Valerie Tsang had earned a Bachelor of Science, and was working full time when she realized she wanted to do more.
She felt she would be happier in a career that combined her background in science with her long running interest in law enforcement. This realization led her to apply to BCIT’s Bachelor of Technology in Forensic Investigation, Forensic Science option.
“Even as a little kid I always wanted to help people, to give back to the community, and to keep people safe,” explains Valerie. Now in her role with the Royal Canadian Mounted Police (RCMP), she’s a step closer to doing just that.
Valuable student internship experience
Valerie was able to join the Health Canada Drug Analysis Service Lab through BCIT. “I came into this role as a student intern, and really learned a lot about the chain of custody,” emphasizes Valerie.

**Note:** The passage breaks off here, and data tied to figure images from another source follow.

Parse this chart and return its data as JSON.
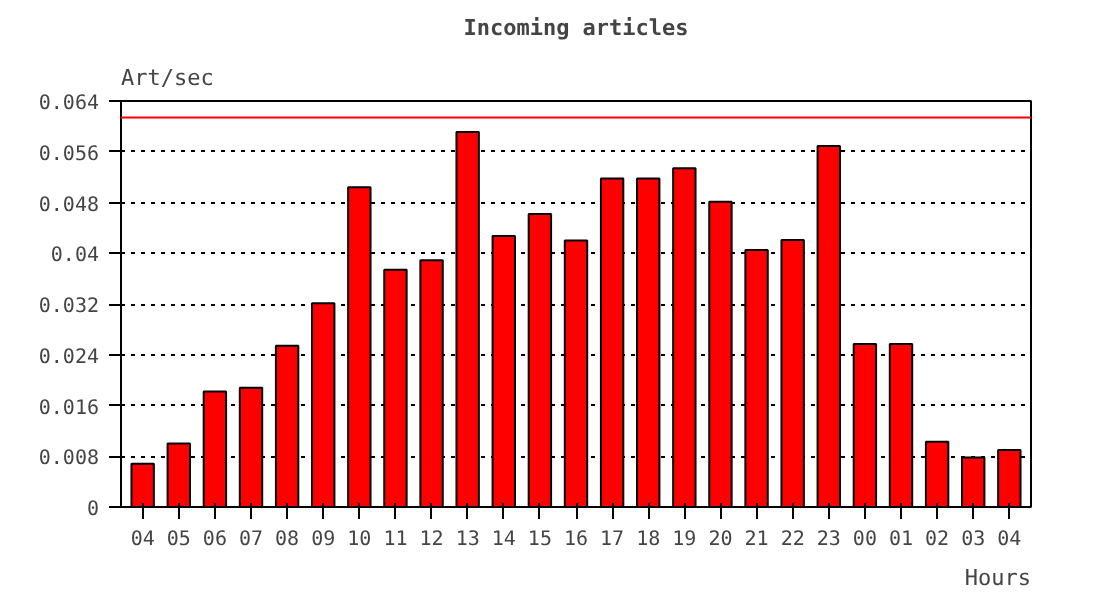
{
  "chart_data": {
    "type": "bar",
    "title": "Incoming articles",
    "ylabel": "Art/sec",
    "xlabel": "Hours",
    "categories": [
      "04",
      "05",
      "06",
      "07",
      "08",
      "09",
      "10",
      "11",
      "12",
      "13",
      "14",
      "15",
      "16",
      "17",
      "18",
      "19",
      "20",
      "21",
      "22",
      "23",
      "00",
      "01",
      "02",
      "03",
      "04"
    ],
    "values": [
      0.0068,
      0.01,
      0.0182,
      0.0188,
      0.0254,
      0.0321,
      0.0504,
      0.0374,
      0.0389,
      0.0591,
      0.0427,
      0.0462,
      0.042,
      0.0518,
      0.0518,
      0.0534,
      0.0481,
      0.0405,
      0.0421,
      0.0569,
      0.0257,
      0.0257,
      0.0103,
      0.0078,
      0.009
    ],
    "color": "#ff0000",
    "ylim": [
      0,
      0.064
    ],
    "yticks": [
      0,
      0.008,
      0.016,
      0.024,
      0.032,
      0.04,
      0.048,
      0.056,
      0.064
    ],
    "grid": "y",
    "ref_lines": [
      {
        "axis": "y",
        "value": 0.0614,
        "color": "#ff0000"
      }
    ]
  }
}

The Health Canada lab tests possible illicit drugs and conducts tests to determine if the substances are illegal. The hard work of the analysts contributes to the prevention of opioid overdoses.
“Some drugs don’t look like drugs. For instance, it might even look more like candy,” says Valerie. “If we know these things are on the street, we can alert other agencies.”
Her role at Health Canada was in exhibit control. With substances coming in from different police agencies, the custodial chain is extremely important.
Valerie: “Before this job I didn’t even know what street drugs could look like!”
Supporting the national police force in Canada
The RCMP have been the national police force in Canada for almost 150 years. It encompass enforcement at the municipal, provincial/territorial, and federal levels, and also includes a number of integrated teams that partner with municipal forces.
“My current role as an Information Processor is to support the File Coordinator of an investigation,” explains Valerie. “We put all the evidence in the system, and ensure it’s available for investigators and disclosure to Crown. Sometimes our team also helps the members with special requests. My main role is to aid in the disclosure process.”
“Even as a little kid I always wanted to help people, to give back to the community, and to keep people safe” – Valerie Tsang, BCIT Forensics Graduate
The growing role of video in solving crime
During her time at BCIT, Valerie was able to gain valuable skills in video analysis (thanks David McKay!). She’s enjoying being able to transfer those skills to her work at the RCMP.
“CCTV plays a huge role in investigations since cameras are everywhere,” Valerie reveals. It’s rewarding to be able to transfer her specialized knowledge in video to help with the investigational process.
“I also get to see a lot of things that normal people wouldn’t see, or want to see: evidence, videos, photos. But I find them fascinating!”
Advice for students and grads
Valerie emphasizes the need to keep an open mind to the kind of work experience that’s out there. “When I was growing up, I didn’t know about all the different roles in law enforcement. It’s not only police officers.”
She also recommends connecting dots early where possible. “If you know exactly what you want to do, it’s better to use your graduation project as a showcase for your future employer.”
“Just keep working hard – there’s always room to grow, and I think dedication will lead you to where you want to go.”